Incorrect stream ID in ${stream_url} and ${check_result.triggeredCondition} of alert notification

[eduault]

Expected Behavior

The URL written in alert notifications using the ${stream_url} variable is incorrect.

The URL is http://ip/streams/5b8cf9d461d4970cb039a5c4/search?from=2018-10-08T06%3A21%3A19.173Z&q=%2A&rangetype=absolute&to=2018-10-09T06%3A21%3A19.173Z

It leads to an error page with this message:

Could not retrieve Stream
Loading Stream failed with status: Error: cannot GET http://ip:9000/api/streams/5b8cf9d461d4970cb039a5c4 (404)

But the stream ID '5b8cf9d461d4970cb039a5c4' in the URL does not exist ! I checked that it doesn't exist using Graylog REST API Browser as an administrator. (http://ip:9000/api/streams)

Idem for the ${check_result.triggeredCondition} variable in the email template of the alert notification. Triggered condition: ..., stream:={5b8cf9d461d4970cb039a5c4: ...

This stream ID '5b8cf9d461d4970cb039a5c4' does not exist !

Current Behavior

The URL written in alert notifications using the ${stream_url} should be correct. Idem for the stream ID in the ${check_result.triggeredCondition} variable.

Possible Solution

Fix the values of the ${stream_url} and the ${check_result.triggeredCondition} variables in the email template of the alert notification.

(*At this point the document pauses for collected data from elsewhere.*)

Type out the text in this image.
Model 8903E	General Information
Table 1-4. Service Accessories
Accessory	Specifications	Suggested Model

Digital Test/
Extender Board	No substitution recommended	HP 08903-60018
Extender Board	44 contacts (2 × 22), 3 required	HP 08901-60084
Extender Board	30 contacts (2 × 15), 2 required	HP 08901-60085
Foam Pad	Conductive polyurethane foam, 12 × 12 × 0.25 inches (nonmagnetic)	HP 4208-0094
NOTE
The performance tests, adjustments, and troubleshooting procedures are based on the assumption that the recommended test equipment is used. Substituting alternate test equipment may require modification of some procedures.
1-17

Steps to Reproduce (for bugs)

1. Create an alert condition on a stream
2. Create an alert notification by email, with the default template, which includes the ${stream_url} and the ${check_result.triggeredCondition} variables.
3. Receive an email when the alert condition is reached
4. In a browser, authenticate as administrator and open the URL provided in the email
5. It leads to an error page with this message:

   Could not retrieve Stream
   Loading Stream failed with status: Error: cannot GET http://ip:9000/api/streams/5b8cf9d461d4970cb039a5c4 (404)

Context

I discovered this issue using Graylog in my company (I'm the administrator).

Your Environment

• Graylog Version: 2.4.6+ceaa7e4, codename Wildwuchs
• JVM: Oracle Corporation 1.8.0_172 on Linux 3.13.0-153-generic
• Elasticsearch Version: Version: 5.6.3 (provided with Graylog AMI)
• MongoDB Version: v3.4.9 (provided with Graylog AMI)
• Operating System: Ubuntu on AWS (Linux graylog 3.13.0-153-generic #203-Ubuntu SMP Thu Jun 14 08:52:28 UTC 2018 x86_64 x86_64 x86_64 GNU/Linux)
• Browser version: Firefox, on a Windows PC in a business environment (proxy + firewall + security tools ...)

[jalogisch]

Did you use the default notification template or did you use your own created template for the notification?

[no-response[bot]]

This issue has been automatically closed because there has been no response to our request for more information from the original author. With only the information that is currently in the issue, we don't have enough information to take action. Please reach out if you have or find the answers we need so that we can investigate further.

[eduault]

I used the default notification template.

[jalogisch]

he @eduault

did you have this error permanent or just with one kind of notification? In addition is the Stream UUID always the same or totally wrong for every stream?

[eduault]

• I had this error every time the alerts conditions were met.
• In my Graylog server, there are alerts conditions defined on only one stream (that I added).

I used alerts conditions of "Message Conditional Count Alert Condition" type (using graylog-plugin-alert-conditional-count-0.0.2 plugin).

[bernd]

The old alerting system is gone and the new events and alerts system works a bit differently so this issue can be closed.